My Lords, I am grateful for the comments of the noble Lords, Lord Thomas of Gresford and Lord Paddick. In response to the specific point put to me by the noble and learned Lord, Lord Falconer of Thoroton, in one sentence, the change is needed to ensure that there was clarity over the authority for setting licence conditions for terrorist offenders, whether serving standard, determinate, extended or other sentences. I shall include an explanation of the amendment in my letter. I hope that satisfies him; if he wants any further information, I would of course be happy to provide it.
We now come to the group beginning with Amendment 66. I remind noble Lords that anyone wishing to speak after the Minister’s reply should email the clerk during the debate.
Amendment 66
In moving the amendment in the name of my noble friend Lord Wolfson of Tredegar, I shall speak also to Amendments 67 and 70, also in his name. These amendments are intended to modify Scottish provisions on sentencing with the intention of providing that, throughout the United Kingdom, terrorist offenders serve the appropriate custodial period of sentences for terrorism offences. They are made necessary by an aspect of Scottish sentencing practice that does not appear elsewhere in the United Kingdom.
The three amendments, taken together, make provision for technical sentence calculation adjustment. They clarify how terrorism sentences will operate when served consecutively with non-terrorism sentences. The amendments come at the end of a positive engagement with the devolved Government; as a result of that engagement, the Scottish Government have now tabled a legislative consent Motion in respect of this Bill.
As I said in the course of these brief remarks, the amendments are technical in nature and I shall be happy to place detail of them and their implications in a letter in the Library of this House. I beg to move.
My Lords, I am most grateful to the noble and learned Lord, Lord Stewart, for moving these amendments and for pronouncing “Tredegar” correctly. I am sure that the noble Lord who hails from, or has a connection with, Tredegar, will be happy with his pronunciation as well. I have looked at these Scottish provisions. I agree that they are technical, and I really have nothing to add.

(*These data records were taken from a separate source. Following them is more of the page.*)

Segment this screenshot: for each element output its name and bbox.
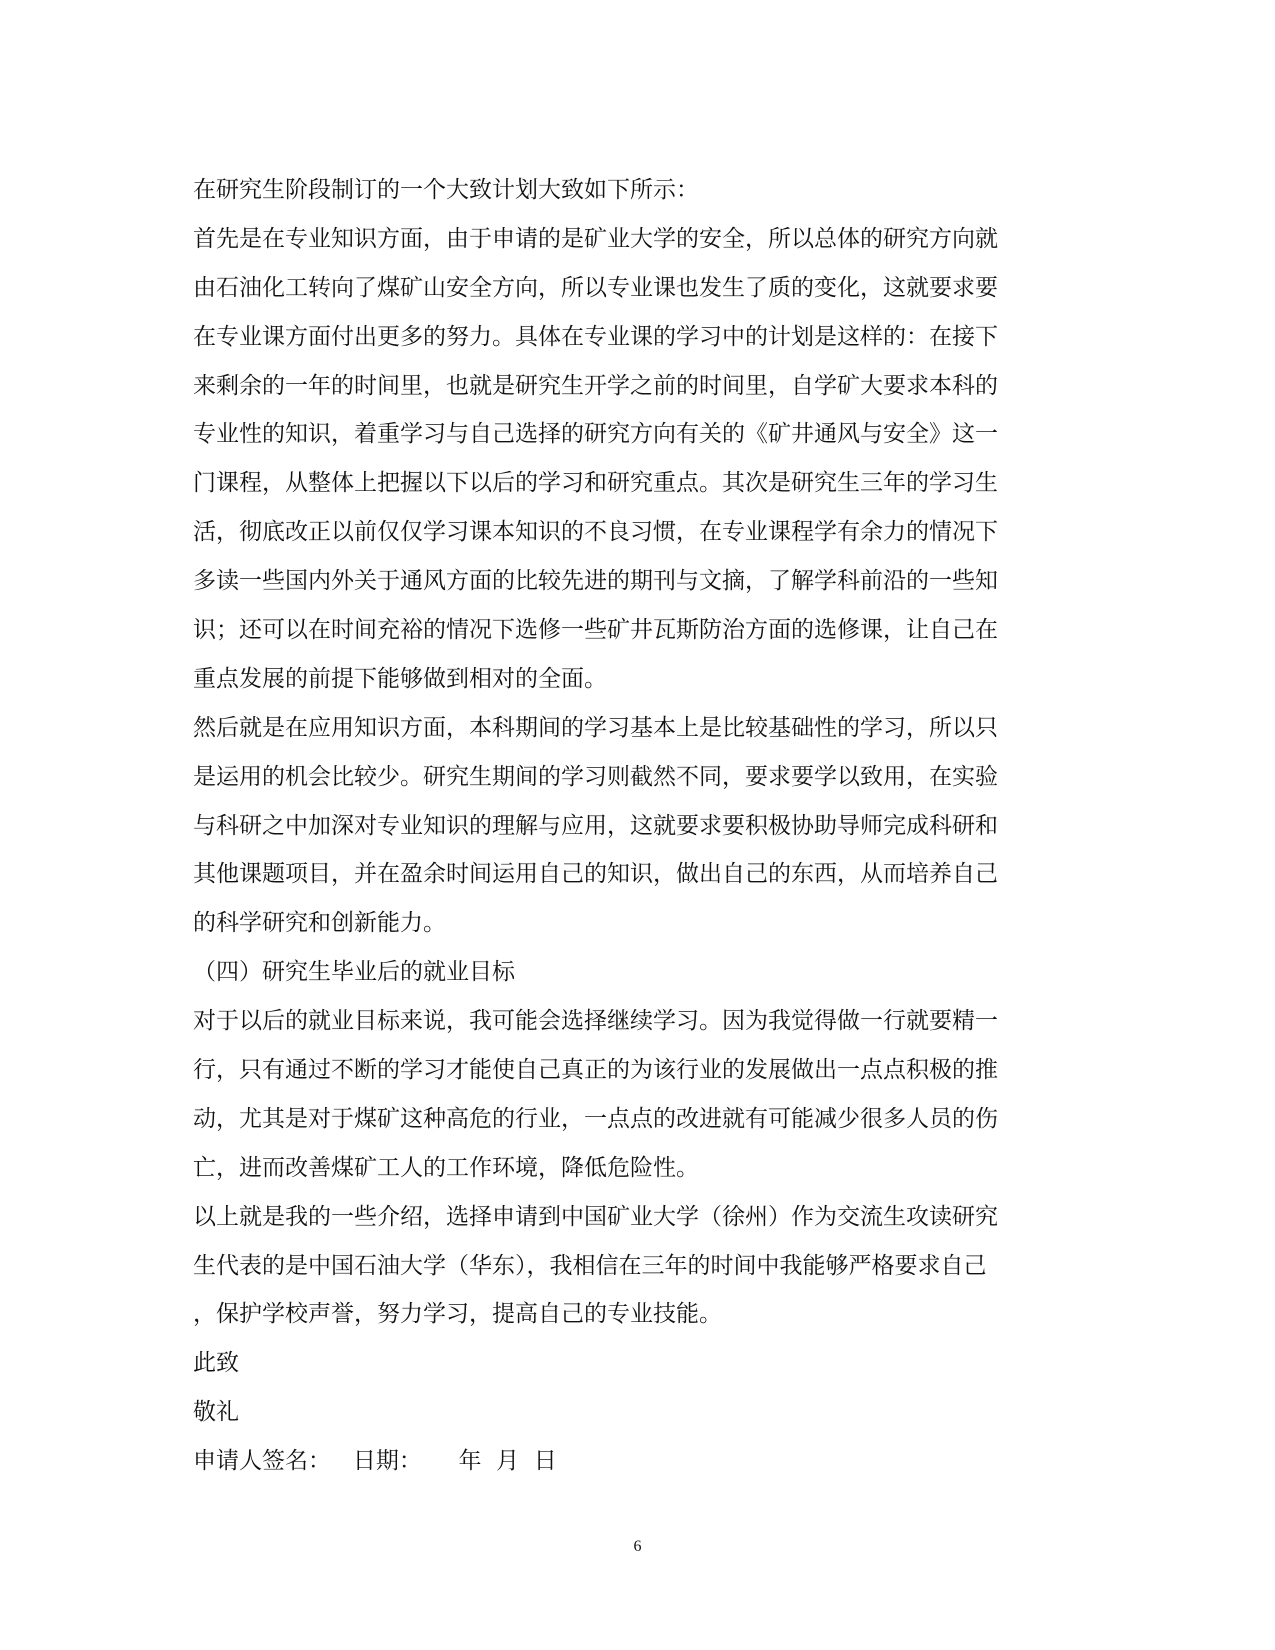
closing-line: 敬礼 [193, 1399, 239, 1426]
text-line: 是运用的机会比较少。研究生期间的学习则截然不同，要求要学以致用，在实验 [193, 763, 998, 790]
text-line: ，保护学校声誉，努力学习，提高自己的专业技能。 [193, 1301, 722, 1328]
text-line: 然后就是在应用知识方面，本科期间的学习基本上是比较基础性的学习，所以只 [193, 714, 998, 741]
text-line: 以上就是我的一些介绍，选择申请到中国矿业大学（徐州）作为交流生攻读研究 [193, 1203, 998, 1230]
text-line: 重点发展的前提下能够做到相对的全面。 [193, 665, 607, 692]
text-line: 与科研之中加深对专业知识的理解与应用，这就要求要积极协助导师完成科研和 [193, 812, 998, 839]
text-line: 多读一些国内外关于通风方面的比较先进的期刊与文摘，了解学科前沿的一些知 [193, 568, 998, 595]
text-line: 在专业课方面付出更多的努力。具体在专业课的学习中的计划是这样的：在接下 [193, 323, 998, 350]
text-line: 在研究生阶段制订的一个大致计划大致如下所示： [193, 177, 699, 203]
text-line: 门课程，从整体上把握以下以后的学习和研究重点。其次是研究生三年的学习生 [193, 470, 998, 497]
text-line: 识；还可以在时间充裕的情况下选修一些矿井瓦斯防治方面的选修课，让自己在 [193, 617, 998, 644]
text-line: 动，尤其是对于煤矿这种高危的行业，一点点的改进就有可能减少很多人员的伤 [193, 1105, 998, 1132]
text-line: 活，彻底改正以前仅仅学习课本知识的不良习惯，在专业课程学有余力的情况下 [193, 519, 998, 546]
page-number: 6 [633, 1538, 642, 1555]
text-line: 其他课题项目，并在盈余时间运用自己的知识，做出自己的东西，从而培养自己 [193, 861, 998, 888]
text-line: 来剩余的一年的时间里，也就是研究生开学之前的时间里，自学矿大要求本科的 [193, 372, 998, 399]
text-line: 由石油化工转向了煤矿山安全方向，所以专业课也发生了质的变化，这就要求要 [193, 274, 998, 301]
text-line: 的科学研究和创新能力。 [193, 910, 446, 937]
text-line: 行，只有通过不断的学习才能使自己真正的为该行业的发展做出一点点积极的推 [193, 1057, 998, 1084]
closing-line: 此致 [193, 1350, 239, 1377]
section-heading: （四）研究生毕业后的就业目标 [193, 959, 515, 986]
signature-line: 申请人签名： 日期： 年 月 日 [193, 1448, 557, 1475]
text-line: 亡，进而改善煤矿工人的工作环境，降低危险性。 [193, 1154, 699, 1181]
text-line: 专业性的知识，着重学习与自己选择的研究方向有关的《矿井通风与安全》这一 [193, 421, 998, 448]
text-line: 生代表的是中国石油大学（华东），我相信在三年的时间中我能够严格要求自己 [193, 1252, 987, 1279]
body-text [193, 166, 1073, 1486]
text-line: 首先是在专业知识方面，由于申请的是矿业大学的安全，所以总体的研究方向就 [193, 225, 998, 252]
text-line: 对于以后的就业目标来说，我可能会选择继续学习。因为我觉得做一行就要精一 [193, 1008, 998, 1035]
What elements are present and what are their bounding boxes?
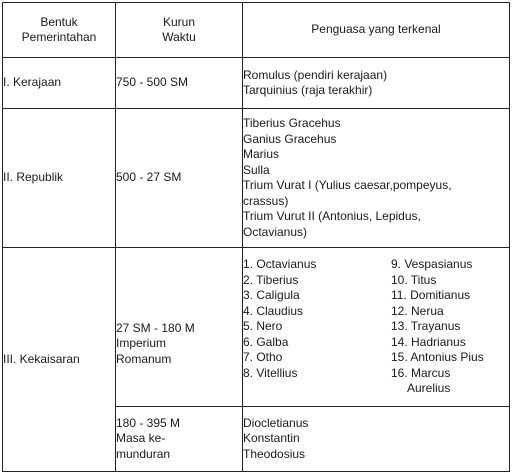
emperor-column-left (243, 257, 391, 397)
header-government-form (3, 3, 116, 58)
list-item: 11. Domitianus (391, 288, 471, 303)
list-item: 6. Galba (243, 334, 289, 349)
period-cell-kingdom: 750 - 500 SM (116, 58, 243, 109)
list-item: 1. Octavianus (243, 257, 317, 272)
ruler-item: Sulla (243, 162, 270, 177)
list-item: 8. Vitellius (243, 365, 298, 380)
period-line: Imperium (116, 336, 167, 351)
header-time-period (116, 3, 243, 58)
rulers-cell-kingdom (243, 58, 510, 109)
list-item: 13. Trayanus (391, 319, 461, 334)
list-item: Aurelius (407, 381, 451, 396)
ruler-item: Romulus (pendiri kerajaan) (243, 67, 388, 82)
period-cell-empire-decline (116, 407, 243, 472)
header-form-line1: Bentuk (40, 14, 78, 29)
list-item: 12. Nerua (391, 303, 444, 318)
period-cell-republic: 500 - 27 SM (116, 109, 243, 248)
period-cell-empire-early (116, 248, 243, 407)
emperor-list (243, 257, 509, 397)
list-item: 16. Marcus (391, 365, 451, 380)
ruler-item: Tiberius Gracehus (243, 116, 341, 130)
rulers-cell-empire-early (243, 248, 510, 407)
list-item: 14. Hadrianus (391, 334, 466, 349)
emperor-column-right (391, 257, 509, 397)
list-item: 3. Caligula (243, 288, 300, 303)
ruler-item: Marius (243, 147, 280, 161)
rulers-cell-republic (243, 109, 510, 248)
ruler-item: Tarquinius (raja terakhir) (243, 83, 373, 97)
ruler-item: crassus) (243, 193, 289, 208)
list-item: 15. Antonius Pius (391, 350, 484, 365)
ruler-item: Diocletianus (243, 415, 309, 430)
ruler-item: Octavianus) (243, 224, 308, 239)
form-cell-republic: II. Republik (3, 109, 116, 248)
period-line: 27 SM - 180 M (116, 320, 195, 335)
header-row (3, 3, 510, 58)
ruler-item: Konstantin (243, 431, 300, 446)
period-line: 180 - 395 M (116, 415, 181, 430)
table-row-kingdom (3, 58, 510, 109)
list-item: 2. Tiberius (243, 272, 299, 287)
table-row-republic (3, 109, 510, 248)
list-item: 7. Otho (243, 350, 283, 365)
list-item: 10. Titus (391, 272, 437, 287)
period-line: munduran (116, 446, 171, 461)
table-row-empire-early (3, 248, 510, 407)
ruler-item: Theodosius (243, 446, 306, 461)
form-cell-kingdom: I. Kerajaan (3, 58, 116, 109)
rulers-cell-empire-decline (243, 407, 510, 472)
ruler-item: Trium Vurut II (Antonius, Lepidus, (243, 209, 421, 223)
header-famous-rulers (243, 3, 510, 58)
period-line: Romanum (116, 351, 172, 366)
ruler-item: Trium Vurat I (Yulius caesar,pompeyus, (243, 178, 452, 192)
list-item: 5. Nero (243, 319, 283, 334)
ruler-item: Ganius Gracehus (243, 131, 337, 146)
list-item: 4. Claudius (243, 303, 304, 318)
roman-government-table (2, 2, 510, 472)
form-cell-empire: III. Kekaisaran (3, 248, 116, 472)
list-item: 9. Vespasianus (391, 257, 473, 272)
header-period-line2: Waktu (162, 30, 196, 44)
period-line: Masa ke- (116, 431, 166, 446)
header-form-line2: Pemerintahan (21, 30, 97, 44)
header-rulers-label: Penguasa yang terkenal (311, 22, 441, 37)
header-period-line1: Kurun (162, 14, 196, 29)
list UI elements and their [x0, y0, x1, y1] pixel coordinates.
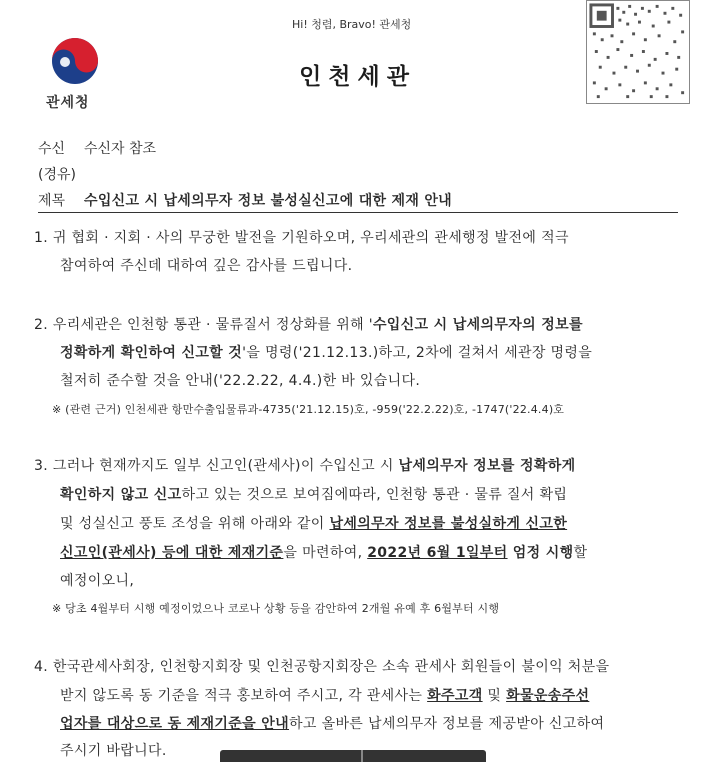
p3-line1: [34, 455, 575, 475]
p4-line1: 4. 한국관세사회장, 인천항지회장 및 인천공항지회장은 소속 관세사 회원들이 불이익 처분을: [34, 659, 610, 675]
slogan: Hi! 청렴, Bravo! 관세청: [292, 18, 412, 31]
p2-line2: [60, 342, 592, 362]
p3-line4-text: 을 마련하여,: [283, 545, 368, 561]
p2-line2-text: '을 명령('21.12.13.)하고, 2차에 걸쳐서 세관장 명령을: [242, 345, 593, 361]
p3-line1-bold: 납세의무자 정보를 정확하게: [398, 458, 576, 474]
customs-logo-icon: [50, 36, 100, 86]
p3-line5: 예정이오니,: [60, 573, 135, 589]
p4-line4: 주시기 바랍니다.: [60, 743, 167, 759]
p4-line3-text: 하고 올바른 납세의무자 정보를 제공받아 신고하여: [289, 716, 605, 732]
recipient-row: [38, 138, 156, 158]
p4-line2-bold2: 화물운송주선: [506, 688, 590, 704]
p3-line3-text: 및 성실신고 풍토 조성을 위해 아래와 같이: [60, 516, 330, 532]
p4-line2: [60, 685, 589, 705]
subject-row: [38, 190, 452, 210]
p4-line2-bold1: 화주고객: [427, 688, 483, 704]
logo-text: 관세청: [46, 95, 90, 111]
p2-line1: [34, 314, 583, 334]
p3-line1-text: 3. 그러나 현재까지도 일부 신고인(관세사)이 수입신고 시: [34, 458, 399, 474]
p3-line2-text: 하고 있는 것으로 보여짐에따라, 인천항 통관 · 물류 질서 확립: [181, 487, 568, 503]
p4-line2-text: 받지 않도록 동 기준을 적극 홍보하여 주시고, 각 관세사는: [60, 688, 428, 704]
p3-line2: [60, 484, 567, 504]
p1-line2: 참여하여 주신데 대하여 깊은 감사를 드립니다.: [60, 258, 353, 274]
qr-code-icon: [586, 0, 690, 104]
table-divider: [361, 750, 363, 762]
p4-line3: [60, 713, 604, 733]
p4-line2-and: 및: [482, 688, 507, 704]
via-label: (경유): [38, 167, 76, 183]
org-title: 인천세관: [299, 64, 416, 90]
subject-label: 제목: [38, 193, 66, 209]
p1-line1: 1. 귀 협회 · 지회 · 사의 무궁한 발전을 기원하오며, 우리세관의 관세행정 발전에 적극: [34, 230, 569, 246]
recipient-label: 수신: [38, 141, 66, 157]
p3-note: ※ 당초 4월부터 시행 예정이었으나 코로나 상황 등을 감안하여 2개월 유예 후 6월부터 시행: [52, 602, 500, 615]
p3-line4-date: 2022년 6월 1일부터: [367, 545, 508, 561]
p3-line2-bold: 확인하지 않고 신고: [60, 487, 182, 503]
table-top-edge: [220, 750, 486, 762]
recipient-value: 수신자 참조: [84, 141, 157, 157]
p2-line3: 철저히 준수할 것을 안내('22.2.22, 4.4.)한 바 있습니다.: [60, 373, 421, 389]
p2-line1-bold: 수입신고 시 납세의무자의 정보를: [372, 317, 583, 333]
subject-divider: [38, 212, 678, 213]
p3-line4-enforce: 엄정 시행: [507, 545, 574, 561]
p3-line3: [60, 513, 567, 533]
p3-line4-bold-underlined: 신고인(관세사) 등에 대한 제재기준: [60, 545, 284, 561]
subject-value: 수입신고 시 납세의무자 정보 불성실신고에 대한 제재 안내: [84, 193, 452, 209]
p2-line1-text: 2. 우리세관은 인천항 통관 · 물류질서 정상화를 위해 ': [34, 317, 373, 333]
p2-note: ※ (관련 근거) 인천세관 항만수출입물류과-4735('21.12.15)호, -959('22.2.22)호, -1747('22.4.4)호: [52, 403, 565, 416]
p3-line3-bold-underlined: 납세의무자 정보를 불성실하게 신고한: [329, 516, 568, 532]
p3-line4: [60, 542, 587, 562]
p3-line4-end: 할: [573, 545, 588, 561]
p2-line2-bold: 정확하게 확인하여 신고할 것: [60, 345, 243, 361]
p4-line3-bold-underlined: 업자를 대상으로 동 제재기준을 안내: [60, 716, 290, 732]
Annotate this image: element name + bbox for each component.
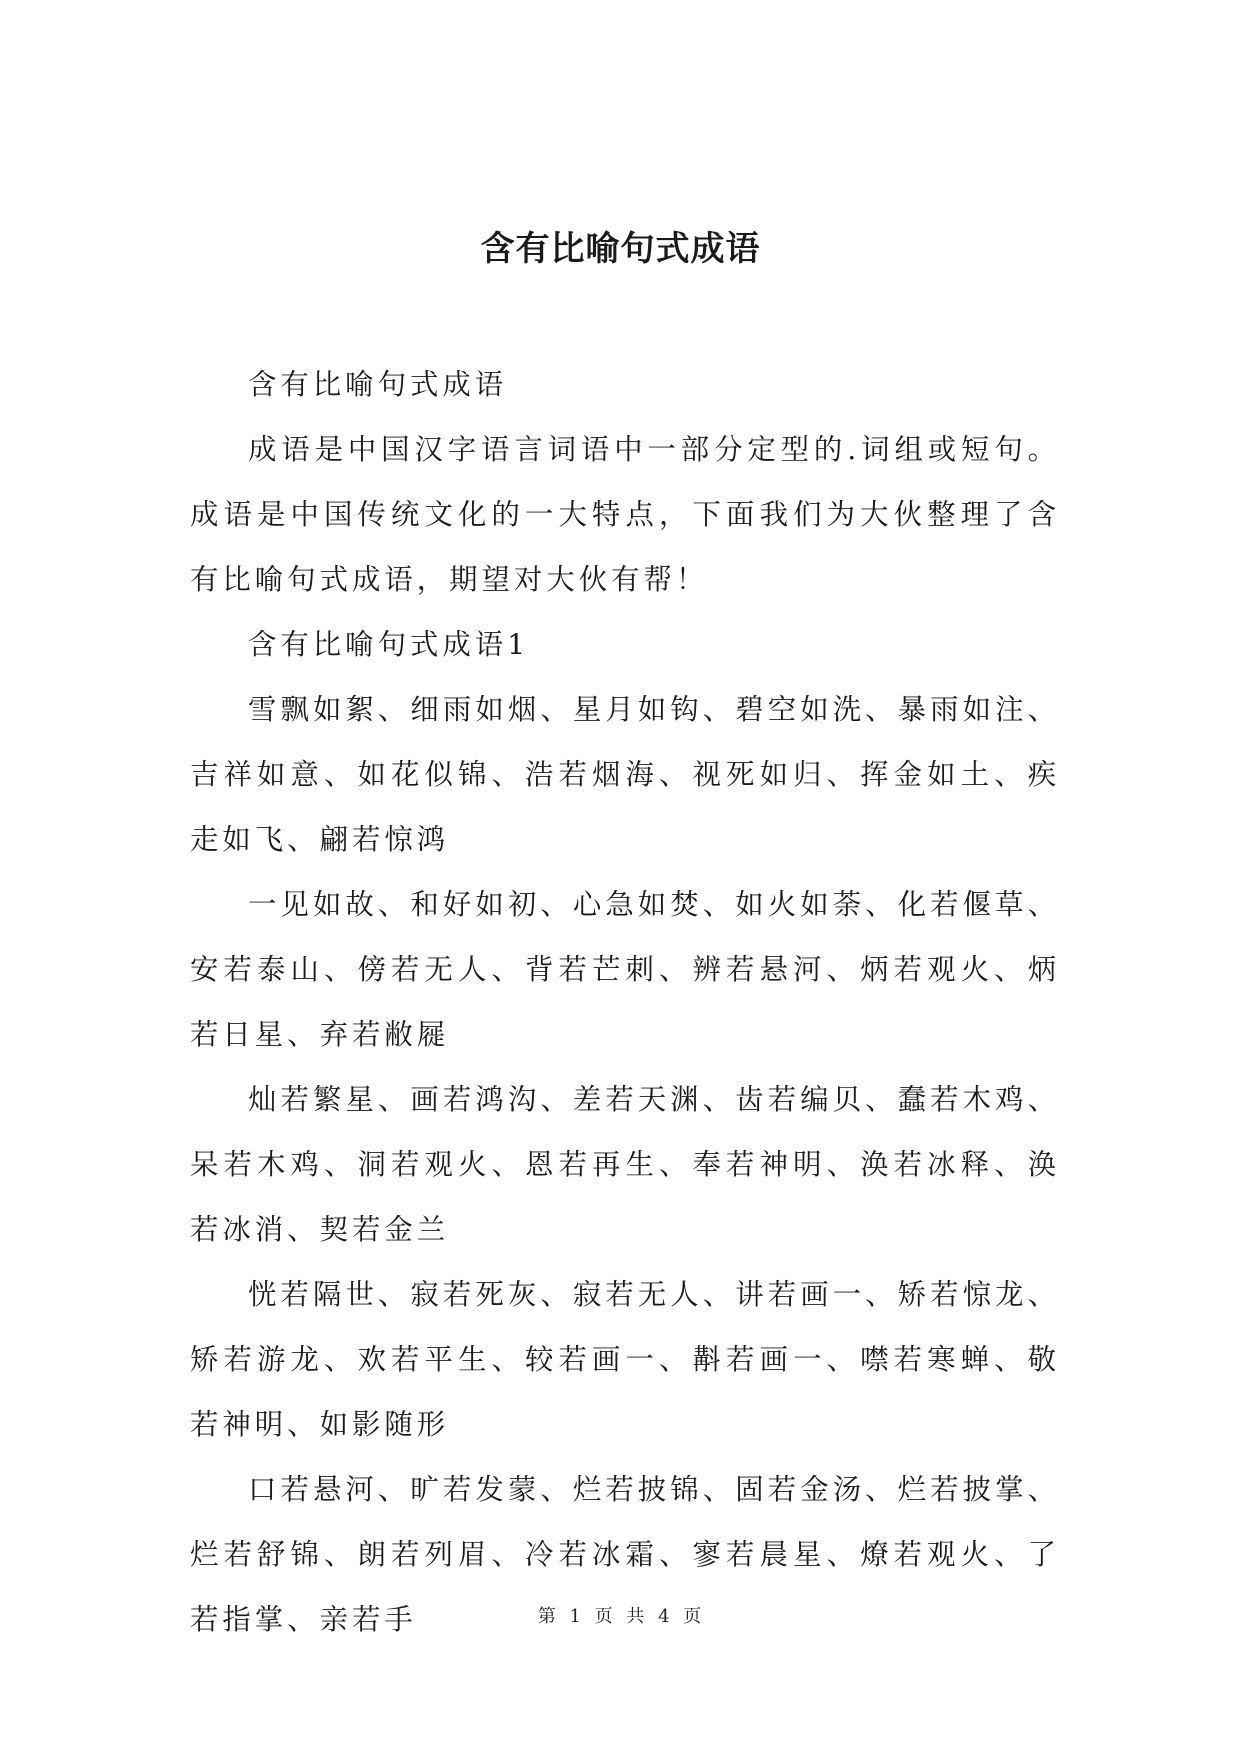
paragraph-section-heading: 含有比喻句式成语1 [248, 628, 530, 661]
paragraph-idiom-list: 一见如故、和好如初、心急如焚、如火如荼、化若偃草、安若泰山、傍若无人、背若芒刺、辨若悬河、炳若观火、炳若日星、弃若敝屣 [190, 888, 1060, 1051]
page-footer [0, 1604, 1241, 1630]
paragraph-idiom-list: 雪飘如絮、细雨如烟、星月如钩、碧空如洗、暴雨如注、吉祥如意、如花似锦、浩若烟海、视死如归、挥金如土、疾走如飞、翩若惊鸿 [190, 693, 1060, 856]
footer-total-prefix: 共 [626, 1606, 647, 1627]
paragraph-idiom-list: 口若悬河、旷若发蒙、烂若披锦、固若金汤、烂若披掌、烂若舒锦、朗若列眉、冷若冰霜、寥若晨星、燎若观火、了若指掌、亲若手 [190, 1473, 1060, 1636]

My Lords, I am minded to say, “Like the last lot”—but I am very grateful to my noble friend Lord Thomas of Gresford, and to the noble and learned Lord, Lord Stewart, for his offer to write with details. I would just say that I think it is rather cruel and inhumane to expect three government Ministers to be forced to remain to the end of the evening; perhaps they can come to some better arrangement on a future occasion.
Like the noble Lord, Lord Paddick, I too am grateful to the four Ministers for the care and good humour with which they have dealt with it all. Of the three amendments, Amendment 66 looks entirely technical. As the noble and learned Lord, Lord Stewart of Dirleton, says, Amendment 67 deals with a situation where you have a non-terrorist sentence and then, consecutively, before or after, a terrorist sentence. I cannot work out how you deal with that situation for the purposes of licences as a result of this amendment. Hopefully, that will be explained to us—for reasons that may be entirely my fault, it is not entirely clear to me from the wording of the amendment. As I understand it, Amendment 70 again deals with the position of consecutive sentences; and again, the effect of that is not entirely clear to me. It might be significant, because what we are dealing with are very long sentences. So I hope that the noble and learned Lord will explain this when he comes to write his letter to us. I am very much obliged.
My Lords, I will undertake to provide that explanation on what are, as all the speakers who have kindly commented on the provisions have remarked, matters of a technical nature.
My Lords, with thanks to all noble Lords who have enabled us to complete the Committee’s scrutiny of the Bill this evening, I beg to move that the House do now adjourn.